Corriere del Mezzogiorno (Puglia)
Partita d’addio, perché Cassano dirà ancora no
Antonio Cassano a Bari per una partita passerella di addio al calcio? Impossibile: il suo percorso di vita non porta a un simile celebrativo epilogo. Gran brutta cosa rinnegare le origini. Ma tant’è: Cassano lo ha fatto. Mi permetto di scomodare Freud, per spiegare il Cassano «traditore». Ha maturato strada facendo un distacco dal cordone ombelicale: la città di Bari.
Antonio Cassano a Bari per una partita-passerella di addio al calcio? Impossibile: il suo percorso di vita non porta a un simile celebrativo epilogo. Per rispondere in maniera così perentoria, ho rivisitato Cassano dalla A alla Z, da quando toccava il pallone 1300 volte e da quando faceva il matto con il Vespino nero a Bari Vecchia, capa calla, scurnacchiato, quello che «doveva fare il macello» nelle partite, il Cassano dipinto da Pippo Mezzapesa nel suo bellissimo cortometraggio.
Il Cassano degli ultimi anni, quello di oggi, viene fuori ricordando quel Cassano, del quale addirittura si parlò ai margini di un convegno di psichiatria a Firenze. All’epoca, Palmiero Monteleone, docente presso la Seconda Università di Napoli, sottolineò come «certi comportamenti (leggi Cassanate) sfiorassero caratteristiche che quanto meno segnalavano un disagio psicologico e della personalità che magari necessitava di aiuti specialistici».
Tesi estrema, non del tutto condivisibile. Semmai Cassano ha dovuto fare i conti con un’infanzia difficile, in un tessuto familiare e sociale davvero precario. Lui era uno di quelli che sarebbe stato assimilabile ai personaggi dei film di Alessandro Piva, “La capa gira” e “Il cognato”. Un passato pesante portato al seguito del suo tour calcistico: Roma, Real Madrid, Sampdoria, Milan, Inter...
Non è stato semplice per uno scurnacchiato. Che di certo ha cercato di essere “sdoganato”. Primo passo: il matrimonio con Carolina Marcialis, genovese di estrazione borghese. Amore e metamorfosi cercata: Cassano ha imparato a parlare, è andato perfino da Fazio e a Sanremo. Secondo passo: completamento della rimozione già avviata. Ossia Bari e soprattutto Bari Vecchia, con tutta la sua fauna variegata, da cancellare. Una circostanza rammentata ieri da Carlo Altini, segretario del Partito socialista dell’Area metropolitana di Bari, che sostiene la tesi della partita di addio al San Nicola «a patto che Antonio regali una scuola calcio ai ragazzi che, come lui in passato, corrono borderline tra la legalità e la mafia».
Gran brutta cosa rinnegare le origini.

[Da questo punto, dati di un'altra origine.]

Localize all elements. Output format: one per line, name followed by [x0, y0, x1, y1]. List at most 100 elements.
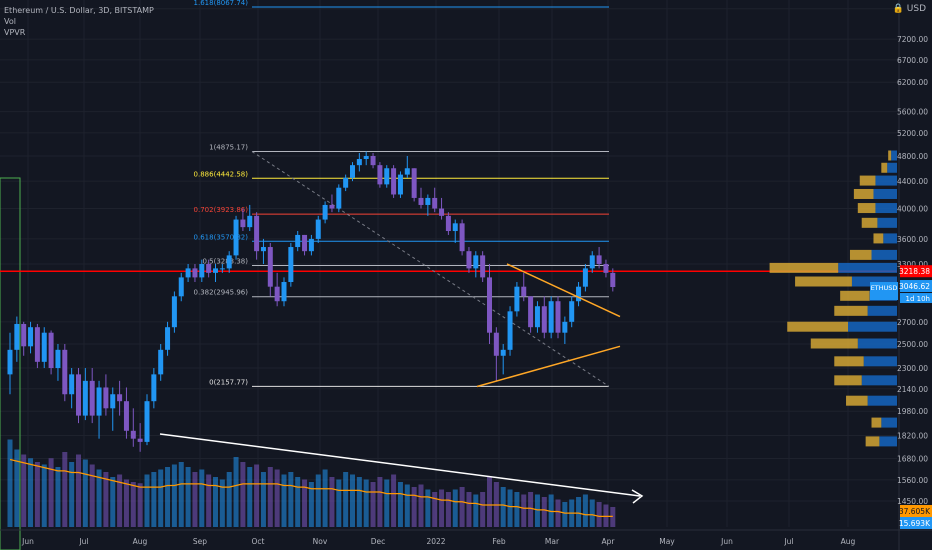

Ma tant’è: Cassano lo ha fatto. Mi permetto di scomodare Freud, per spiegare il Cassano “traditore”: «La rimozione può essere considerata come un meccanismo psichico universale: si tratta di un’operazione mentale mediante la quale il soggetto cerca di respingere nell’inconscio, ed ivi mantenerle, le rappresentazioni legate a pulsioni negative che possono influire sul soddisfacimento di un nuovo piacere, di una nuova felicità». In parole povere, Antonio Cassano, accanto ad una carriera pallonara che poteva essere molto più alta, ha maturato via via un distacco dal cordone ombelicale: la città di Bari, la città di sua madre, non è più nella sua testa e nella sua anima. Rimossa. Piaccia o non piaccia.